Pour en arriver aux conclusions ont révélé, comme les chercheurs ont “supposé” pour leur étude, 61 personnes avec le diabète de type 2. Au début, ils ont été suggérées “conseils nutritionnels” dicté par un expert et après 6 mois ont été analysés pour leurs marqueurs de l’inflammation. Tous ont montré une moyenne de perte de poids de 4 kg, et ceux qui avaient consommé moins d’hydrates de carbone ont des niveaux de l’inflammation de beaucoup inférieurs à ceux qui ont été nourris avec un régime avec peu de matières grasses. C’est pour cette raison que les chercheurs affirment qu’un régime pauvre en glucides peut vraiment faire une différence dans l’approche du diabète.

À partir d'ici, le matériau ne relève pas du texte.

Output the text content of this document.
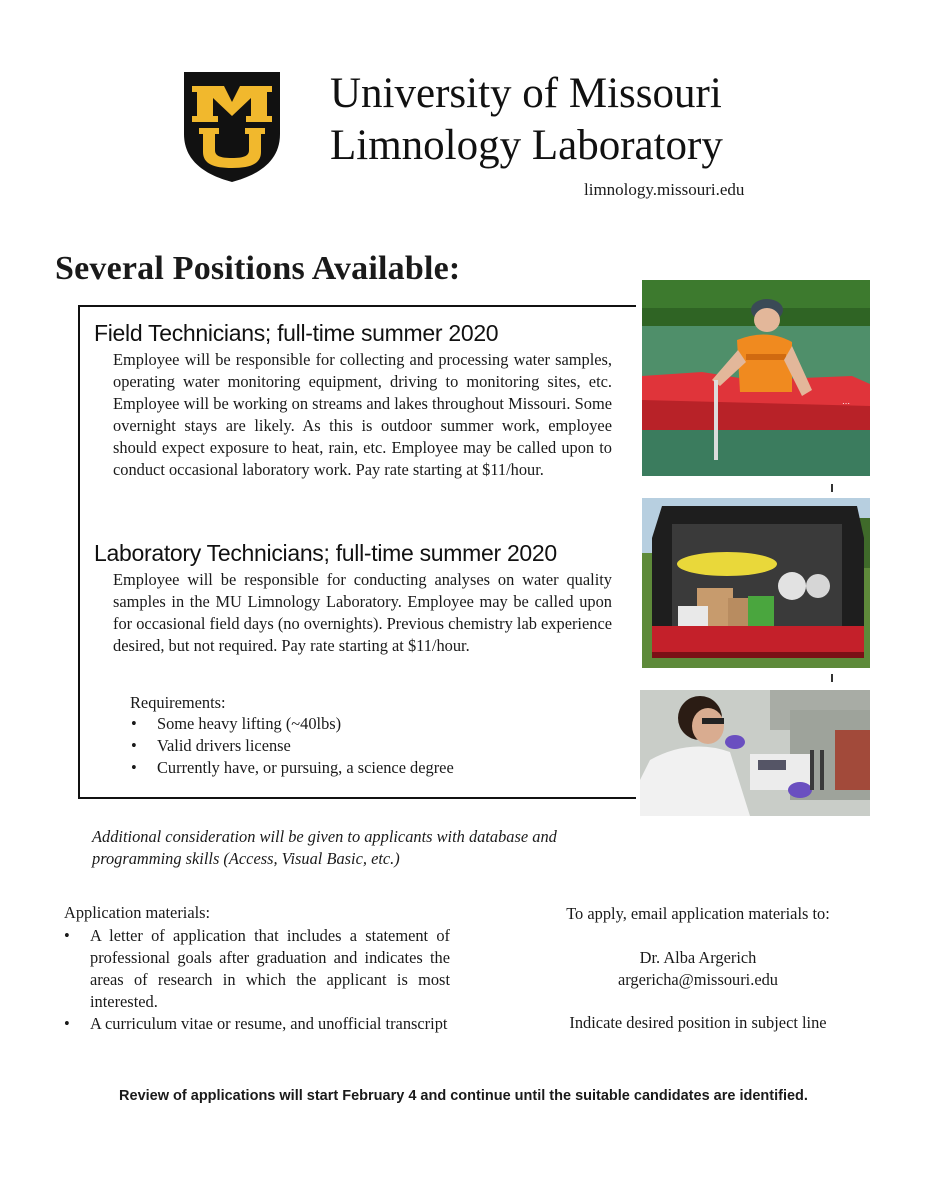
University of Missouri
Limnology Laboratory
limnology.missouri.edu
Several Positions Available:
Field Technicians; full-time summer 2020
Employee will be responsible for collecting and processing water samples, operating water monitoring equipment, driving to monitoring sites, etc. Employee will be working on streams and lakes throughout Missouri. Some overnight stays are likely. As this is outdoor summer work, employee should expect exposure to heat, rain, etc. Employee may be called upon to conduct occasional laboratory work. Pay rate starting at $11/hour.
Laboratory Technicians; full-time summer 2020
Employee will be responsible for conducting analyses on water quality samples in the MU Limnology Laboratory. Employee may be called upon for occasional field days (no overnights). Previous chemistry lab experience desired, but not required. Pay rate starting at $11/hour.
Requirements:
• Some heavy lifting (~40lbs)
• Valid drivers license
• Currently have, or pursuing, a science degree
⋯
Additional consideration will be given to applicants with database and programming skills (Access, Visual Basic, etc.)
Application materials:
• A letter of application that includes a statement of professional goals after graduation and indicates the areas of research in which the applicant is most interested.
• A curriculum vitae or resume, and unofficial transcript
To apply, email application materials to:
Dr. Alba Argerich
argericha@missouri.edu
Indicate desired position in subject line
Review of applications will start February 4 and continue until the suitable candidates are identified.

Bien sûr, ce n’est pas synonyme d’éviter de prendre les médicaments prescrits pour la maladie, mais il peut être possible d’intégrer de façon plus propre à l’approche de la nourriture à un traitement pharmacologique, rendant le traitement plus efficace et donc d’améliorer la santé des patients souffrant de la maladie. L’étude a été publiée dans la revue Annales de la Médecine.